Peter Mayle's cozy 2004 best-seller A Good Year tells the story of Max Skinner, a successful London stock trader who, upon the death of the beloved uncle who raised him, returns to the French vineyard where he spent much of his boyhood to sell the place as quickly as possible. Once there, he finds his lost soul and falls in love with a French hottie.
Yes, yes, I know: What a crock. And yet, somehow, seeing is relieving.
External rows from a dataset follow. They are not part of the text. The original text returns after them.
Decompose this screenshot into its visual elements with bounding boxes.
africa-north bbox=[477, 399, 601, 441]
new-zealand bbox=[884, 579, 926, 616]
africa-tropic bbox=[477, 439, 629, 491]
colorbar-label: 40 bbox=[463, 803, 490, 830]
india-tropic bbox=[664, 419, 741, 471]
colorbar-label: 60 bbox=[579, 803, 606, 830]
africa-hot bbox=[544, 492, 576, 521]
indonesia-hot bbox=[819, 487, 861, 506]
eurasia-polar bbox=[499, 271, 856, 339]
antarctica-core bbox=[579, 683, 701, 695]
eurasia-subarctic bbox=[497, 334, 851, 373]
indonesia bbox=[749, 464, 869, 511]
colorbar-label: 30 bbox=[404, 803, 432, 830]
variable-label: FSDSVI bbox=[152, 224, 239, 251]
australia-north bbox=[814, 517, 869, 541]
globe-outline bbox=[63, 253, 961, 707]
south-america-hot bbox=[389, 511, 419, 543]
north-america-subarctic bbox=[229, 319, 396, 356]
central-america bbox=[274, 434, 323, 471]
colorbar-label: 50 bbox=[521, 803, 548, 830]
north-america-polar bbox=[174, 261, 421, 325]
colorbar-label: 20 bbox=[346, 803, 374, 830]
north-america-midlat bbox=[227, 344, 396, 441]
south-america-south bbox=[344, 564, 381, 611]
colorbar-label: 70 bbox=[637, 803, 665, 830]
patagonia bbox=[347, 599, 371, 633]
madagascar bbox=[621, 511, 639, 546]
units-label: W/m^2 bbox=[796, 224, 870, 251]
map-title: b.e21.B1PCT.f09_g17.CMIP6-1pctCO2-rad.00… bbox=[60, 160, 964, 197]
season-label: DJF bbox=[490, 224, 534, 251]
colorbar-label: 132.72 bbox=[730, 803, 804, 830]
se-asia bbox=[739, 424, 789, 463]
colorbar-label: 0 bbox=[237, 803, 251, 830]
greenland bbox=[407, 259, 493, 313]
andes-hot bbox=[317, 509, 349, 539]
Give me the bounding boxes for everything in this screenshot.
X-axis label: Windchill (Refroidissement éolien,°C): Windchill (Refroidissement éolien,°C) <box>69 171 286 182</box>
Owing much to the return of Russell Crowe's charisma, Ridley Scott's filming of the novel suffices to entertain us for a few hours, as long as your stomach isn't irrevocably turned by the very idea.
A Good Year is almost pathetically charming, holding no bars to be so: Crowe falls into an empty swimming pool filled with manure, gets peed on by a surly Jack Russell terrier, and jumps on his bed like a scared little girl when he finds a scorpion in his room. (Two other characters do the same thing.) It's also as pretty as a series of pictures, thanks to the work of cinematographer Philippe Le Sourd, who mutes the sumptuous sunlight of the French countryside just enough that we don't have to squint.
The fact that it gives us no reason to care about any of its characters or their situations is of no consequence. What reason could they give us anyway, with such banality and cliché? It's a cinematic bon-bon made with artificial sweetener, and everyone involved clearly knows it: They throw away the story's plot twists as if they can barely be bothered with them. This is not what we've come to expect from Scott (Gladiator), whose work is usually more manufactured than directed.
Max's revivification in the French countryside brings him in contact with the gorgeous grown-up restaurateur with whom he shared his first kiss as a child; an ingenuous young American woman who may be his cousin; the passionate French winemaker who runs the estate; the man's pneumatic wife; and in Max's memory, his bon vivant Uncle Henry (Albert Finney).
Could A Good Year have been any better and still be A Good Year? No, probably not. The screenplay, adapted by Marc Klein, makes a few tart observations about the fast life and flashes some occasional wit, especially when it plays with tensions between the French and the English. We could have used a lot more of that. But for every good line in the movie, Scott permits five times as many bad ones. The acting in A Good Year is calculably easygoing, although I doubt this movie would be anything without Crowe, who reminds us -- after too many years and too many scowls -- of just how blithe and affable he can be.